US Military Not Rattled By Russia's Instability

Much-weakened armed forces not perceived as major security risk

THE United States Department of Defense is not in an uproar over Russian President Boris Yeltsin's political problems. Consider this evidence: The Army chief of staff, Gen. Gordon Sullivan, is currently thousands of miles from his Pentagon office, visiting Japan.

"If the Pentagon was sitting on edge about this situation, he'd be here in the building," points out one well-placed military official.

US security officials are far from callous about Mr. Yeltsin's fate. A new Russian leader less- friendly to the West could cause the US strategic problems, and would perhaps slow the decline in US defense spending.

But the days when the Pentagon published an annual volume ominously titled "Soviet Military Power" appear to be gone.

"The Russian military is in enormous disarray," said Rep. Lee Hamilton (D) of Indiana, chairman of the House Foreign Affairs Committee, at a breakfast with reporters on March 24.

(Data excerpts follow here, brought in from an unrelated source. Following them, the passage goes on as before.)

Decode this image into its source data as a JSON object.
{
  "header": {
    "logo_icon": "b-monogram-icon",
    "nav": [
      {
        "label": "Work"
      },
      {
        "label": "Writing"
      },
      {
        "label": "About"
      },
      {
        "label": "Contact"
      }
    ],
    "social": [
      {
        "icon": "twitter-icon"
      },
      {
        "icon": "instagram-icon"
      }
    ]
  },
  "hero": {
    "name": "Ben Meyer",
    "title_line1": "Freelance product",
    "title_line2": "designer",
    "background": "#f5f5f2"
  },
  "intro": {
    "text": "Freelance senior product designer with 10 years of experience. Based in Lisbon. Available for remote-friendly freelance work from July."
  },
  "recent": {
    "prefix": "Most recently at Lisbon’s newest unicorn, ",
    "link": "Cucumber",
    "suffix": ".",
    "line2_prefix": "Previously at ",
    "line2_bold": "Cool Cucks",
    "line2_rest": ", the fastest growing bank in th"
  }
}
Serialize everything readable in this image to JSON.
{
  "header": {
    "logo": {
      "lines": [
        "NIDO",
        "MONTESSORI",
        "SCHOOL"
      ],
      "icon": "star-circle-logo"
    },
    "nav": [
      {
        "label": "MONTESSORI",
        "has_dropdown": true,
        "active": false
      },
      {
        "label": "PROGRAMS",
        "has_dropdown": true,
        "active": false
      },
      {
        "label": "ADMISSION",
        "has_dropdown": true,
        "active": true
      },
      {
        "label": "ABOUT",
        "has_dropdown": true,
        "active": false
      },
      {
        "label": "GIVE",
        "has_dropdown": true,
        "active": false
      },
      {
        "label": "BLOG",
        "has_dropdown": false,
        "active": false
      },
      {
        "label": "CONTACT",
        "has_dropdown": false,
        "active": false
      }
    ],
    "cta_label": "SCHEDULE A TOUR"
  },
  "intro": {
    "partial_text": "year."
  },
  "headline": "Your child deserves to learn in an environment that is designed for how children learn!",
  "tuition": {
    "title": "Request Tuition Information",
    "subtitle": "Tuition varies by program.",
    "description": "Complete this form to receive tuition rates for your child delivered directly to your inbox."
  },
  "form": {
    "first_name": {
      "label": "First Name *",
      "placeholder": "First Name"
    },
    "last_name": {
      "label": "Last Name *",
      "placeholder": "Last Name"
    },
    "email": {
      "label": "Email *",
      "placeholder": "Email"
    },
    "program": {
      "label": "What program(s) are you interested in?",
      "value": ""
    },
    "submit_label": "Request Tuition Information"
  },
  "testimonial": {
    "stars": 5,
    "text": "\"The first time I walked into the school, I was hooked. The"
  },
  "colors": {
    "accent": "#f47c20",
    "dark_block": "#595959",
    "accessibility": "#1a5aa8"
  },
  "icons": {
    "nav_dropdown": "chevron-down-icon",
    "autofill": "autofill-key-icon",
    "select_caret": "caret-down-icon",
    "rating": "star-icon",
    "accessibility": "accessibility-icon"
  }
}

The Russian crisis has sparked some musing about the wisdom of defense cuts on Capitol Hill. Republicans, in particular, have seized on Yeltsin's troubles as evidence that the world is still a dangerous, unpredictable place, and that President Clinton is proceeding too fast with defense cuts.

But many lawmakers and analysts say that a defiantly nationalistic Russia would be a different kind of security problem for the US than the old Soviet Union was. Representative Hamilton said that at this point he doesn't see much real pressure to slow defense reductions. Rep. Thomas Andrews (D) of Maine, an Armed Services Committee member, states it more forcefully: "We cannot go back. Ever."

Under communism, the Soviet armed forces had more than 5 million men under arms. Today Russia's military is estimated at around 2.8 million by Western analysts. Much old Soviet weaponry was appropriated by former republics as they became nations. Armenia, for instance, has absorbed the structure of the Soviet 7th Army, along with some 8,000 former Soviet troops.

Battle-readiness of these forces is abysmal. The Russian Navy hardly leaves port because it lacks fuel; Air Force training is similarly restricted. At least half the Army's strength depends on conscripts, but by one Western estimate only about 30 percent of draftees show up for induction.

There are still hundreds of thousands of Russian troops in Germany - but they're there because they have no housing back home. The Soviet military presence is gone from Czechoslovakia and virtually gone from Poland. In the extremely unlikely event that Russia wanted to roll its troops toward the Rhine, it would first have to fight its way across the now-free territory of old Soviet satellites.

"I seriously doubt they'd be able to do that," says a military official.

Russia still has control of thousands of nuclear weapons capable of reaching the US. This is the currency that still buys Moscow superpower status, and if Yeltsin goes the US might have to spend more money on strategic forces than it otherwise plans, in an echo of the nuclear-arms race of the 1970s and '80s.

A new Russian leader might, for instance, scuttle parliamentary ratification of the START 2 arms-control treaty that was signed by Yeltsin and George Bush in the waning days of the Bush presidency. Debate on START 2 was to begin in Moscow last week, but it has been put off.

A more nationalistic Russia might also cause the US strategic problems in global trouble spots. There are significant factions in Russia that feel longtime ally Iraq should not have been abandoned in the Gulf war. Pro-Serbian sentiment is strong in the Russian Parliament.

"As a military planner, you have to look at the worst case, and the worst case is they would throw themselves behind one of our other possible adversaries, such as Iraq," says Ron Hatchett, director of the Mosher Institute for International Policy Studies at Texas A&M University.

US forces might have to be accordingly larger to take that chance into account. Still, the Russian economy hinders the military. "Even if they got the lion's share of their budget, it doesn't mean they could compete effectively with the West in an arms race," Mr. Hatchett says.